Wirrwarr aus Entsetzen, Angst und Genugtuung

Wladimir Putins Entscheidung, eine Teilmobilmachung auszurufen, hat bei den Russen ein Wirrwarr aus Entsetzen, Angst und Genugtuung hervorgerufen. Die ersten Einberufungsbefehle wurden bereits zugestellt. Laut Verteidigungsminister Sergei Schoigu sollen nur Wehrpflichtige mit einer militärischen Ausbildung und Kampferfahrung eingezogen werden, das sei ein Prozent der gesamten Mobilisationsreserve. Aber viele Russen befürchten, dass die Teilmobilmachung zu einer Dauerkampagne wird, die sie oder ihre Familienangehörigen sehr willkürlich treffen könnte. Nach Angaben der Exilzeitung Nowaja Gaseta.Europa ist von einer Mobilisierung von bis zu einer Million Russen die Rede.

Am Mittwochabend gingen in Moskau, Petersburg und in über 30 anderen russischen Städten noch einmal wagemutige Russen auf die Straße, um für den Frieden und gegen die Mobilmachung zu protestieren. Ein Großteil, nach Angaben des Bürgerrechtsportal OVD News 1310 Menschen, wurden festgenommen. Allein auf 15 Moskauer Polizeiwachen verteilte man danach Einberufungsbefehle an männliche Demonstranten.

Mobilisierung

Die Mobilisierung läuft auf Hochtouren. Nach Angaben von sibreal.org zogen Beamte der Kriegskommissariate gemeinsam mit Polizisten die ganze Nacht durch den 5500-Seelen-Ort Kurumkan in Burjatien und transportierten die Einberufenen in vier Autobussen ab. Und die Journalistin Janina Nimajewa aus Ulan Ude berichtet auf Instagram von ihrem ungedienten Mann, 38, der ebenfalls eingezogen wurde. Obwohl er fünf Kinder hat, den Regeln gemäß sind Familienväter mit mehr als drei Kindern vom Kriegsdienst befreit.

Obwohl Putin allen Rekrutierten den gleichen Monatssold wie Vertragssoldaten versprochen hat, also mindestens 163.000 Rubel (umgerechnet über 2700 Euro), wollen viele nicht dienen. Zahlreiche Russen bemühen sich, an ärztliche Atteste zu gelangen, um der Einberufung zu entgehen. An den Grenzen nach Kasachstan, Georgien, Belarus und Finnland stauen sich laut dem Portal svoboda.org Pkw, die Russland verlassen wollen. Bei Werchni Las an der georgischen Grenze filmte ein Fahrer den Stau. Er sprach von einer fünf bis sechs Kilometer langen Warteschlange. In der Region Orenburg und der Petersburger Vorstadt Lomonossow wurden laut dem Portal zona.media zwei Kriegskommissariate in Brand gesetzt.

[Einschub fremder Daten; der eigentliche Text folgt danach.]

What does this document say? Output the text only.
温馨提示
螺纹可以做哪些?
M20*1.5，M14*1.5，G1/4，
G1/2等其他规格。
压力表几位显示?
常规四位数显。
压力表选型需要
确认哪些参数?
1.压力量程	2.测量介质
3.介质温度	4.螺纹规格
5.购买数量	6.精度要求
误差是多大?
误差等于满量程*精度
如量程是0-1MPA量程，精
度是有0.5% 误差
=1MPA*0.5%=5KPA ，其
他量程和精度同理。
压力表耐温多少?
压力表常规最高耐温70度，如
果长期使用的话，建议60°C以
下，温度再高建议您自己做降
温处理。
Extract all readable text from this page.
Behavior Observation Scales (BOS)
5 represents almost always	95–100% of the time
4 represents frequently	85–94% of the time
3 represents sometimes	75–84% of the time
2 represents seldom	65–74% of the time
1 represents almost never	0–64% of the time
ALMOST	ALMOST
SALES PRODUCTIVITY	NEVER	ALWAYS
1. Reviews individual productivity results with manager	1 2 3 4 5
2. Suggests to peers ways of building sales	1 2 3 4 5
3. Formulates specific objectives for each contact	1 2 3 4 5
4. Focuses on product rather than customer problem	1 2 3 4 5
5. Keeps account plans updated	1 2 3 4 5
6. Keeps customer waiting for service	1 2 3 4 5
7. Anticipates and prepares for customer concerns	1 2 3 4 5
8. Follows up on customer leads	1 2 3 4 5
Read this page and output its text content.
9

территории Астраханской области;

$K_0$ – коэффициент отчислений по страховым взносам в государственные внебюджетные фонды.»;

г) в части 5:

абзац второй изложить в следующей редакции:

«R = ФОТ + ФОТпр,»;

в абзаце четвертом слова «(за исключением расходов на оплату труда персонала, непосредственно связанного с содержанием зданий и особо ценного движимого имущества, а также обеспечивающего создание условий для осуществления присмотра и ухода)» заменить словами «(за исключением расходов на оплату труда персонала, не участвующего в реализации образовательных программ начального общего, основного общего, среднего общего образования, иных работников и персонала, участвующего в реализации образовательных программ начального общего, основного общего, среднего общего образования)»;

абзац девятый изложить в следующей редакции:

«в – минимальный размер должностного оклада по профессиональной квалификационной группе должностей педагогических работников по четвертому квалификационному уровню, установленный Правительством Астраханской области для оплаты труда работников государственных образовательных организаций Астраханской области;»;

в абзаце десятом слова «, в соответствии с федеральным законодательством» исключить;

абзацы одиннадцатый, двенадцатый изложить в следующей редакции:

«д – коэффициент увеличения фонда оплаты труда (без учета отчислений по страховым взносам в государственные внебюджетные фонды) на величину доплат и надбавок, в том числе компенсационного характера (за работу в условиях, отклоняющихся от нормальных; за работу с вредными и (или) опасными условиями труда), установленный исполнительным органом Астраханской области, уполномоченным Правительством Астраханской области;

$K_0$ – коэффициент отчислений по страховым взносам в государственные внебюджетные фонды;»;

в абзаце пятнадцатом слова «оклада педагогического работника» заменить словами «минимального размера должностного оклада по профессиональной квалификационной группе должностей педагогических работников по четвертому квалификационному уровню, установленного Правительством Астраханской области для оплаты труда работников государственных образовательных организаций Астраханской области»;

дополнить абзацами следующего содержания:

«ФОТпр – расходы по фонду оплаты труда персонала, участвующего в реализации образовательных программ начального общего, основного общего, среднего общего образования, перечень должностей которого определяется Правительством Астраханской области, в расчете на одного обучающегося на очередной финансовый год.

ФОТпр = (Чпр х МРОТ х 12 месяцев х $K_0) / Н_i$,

Es gibt aber auch Russen, die die Mobilmachung begrüßen. „Habe ich doch gesagt, darauf lief doch alles hinaus, bisher haben wir in der Ukraine nur mit halber Kraft gekämpft“, sagt der Petersburger Verlagskaufmann Alexander. Alexander, 38, selbst untauglich, glaubt, dass die russische Armee den Feldzug in der Ukraine nun zielstrebig zu Ende führen wird. „Russland startet schlecht in jeden Krieg und gewinnt am Ende doch.“

Am Teich in Odinzowo hält Nikolai einen Plastikbecher mit Wodka in der Hand. „Wenn sie mich einziehen wollen, verstecke ich mich, versuche ins Ausland zu kommen, die müssen mir doch politisches Asyl geben.“ Aber jetzt wolle er trinken. Russland ist auf der Flucht vor sich selbst.